Het hof, rechtdoende in hoger beroep,
laat [geïntimeerde sub 1] en [geïntimeerde sub 2] toe tot levering van tegenbewijs als bedoeld onder 5.1;
bepaalt dat het verhoor van eventuele getuigen zal plaatsvinden ten overstaan van het te dezen tot raadsheer-commissaris benoemde lid van dit hof mr. Heisterkamp en de raad ing.

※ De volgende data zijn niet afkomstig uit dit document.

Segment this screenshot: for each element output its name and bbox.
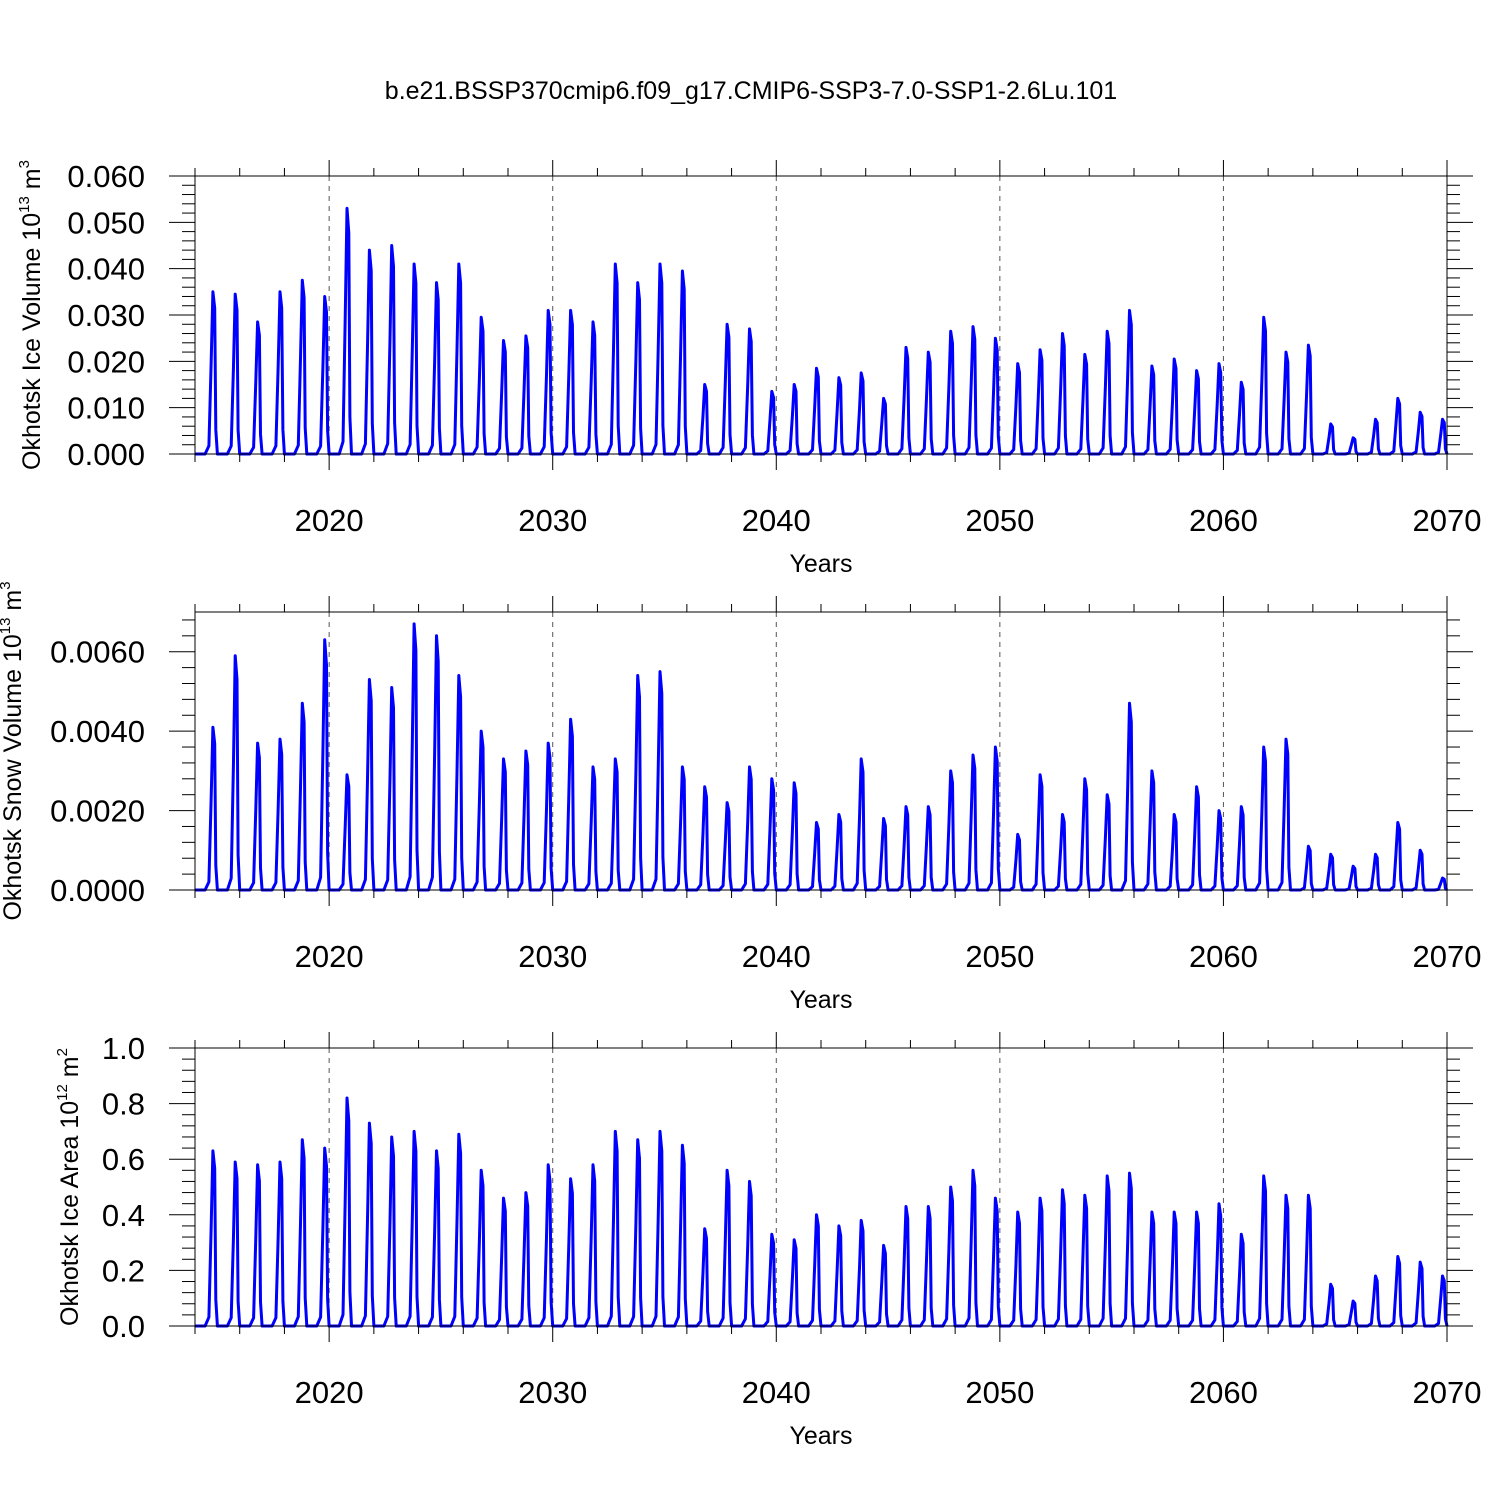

Hamelink, die daartoe zitting zullen houden in één van de vertrekken van het Paleis van Justitie, Walburgstraat 2-4 te Arnhem, op een nader te bepalen dag en tijdstip;
bepaalt dat het aantal te horen getuigen alsmede de verhinderdagen van partijen, van hun advocaten en van de getuigen in de maanden augustus en september 2002 zullen worden opgegeven ter rolle, waarna dag en uur van het verhoor dan wel de verhoren (ook indien voormelde opgave van één of meer der partijen ontbreekt) door de raadsheer-commissaris zullen worden vastgesteld en in beginsel geen uitstel in verband met verhinderdagen zal worden verleend;
verwijst de zaak naar de rolzitting van 16 juli 2002 voor het opgeven van verhinderdagen als voormeld, ambtshalve peremptoir;
houdt iedere verdere beslissing aan.
Dit arrest is gewezen door mrs. Heisterkamp, Tjittes en Hillen en de raden mr. ing. Jansens van Gellicum en ing. Hamelink en uitgesproken in tegenwoordigheid van de griffier ter openbare terechtzitting van18 juni 2002.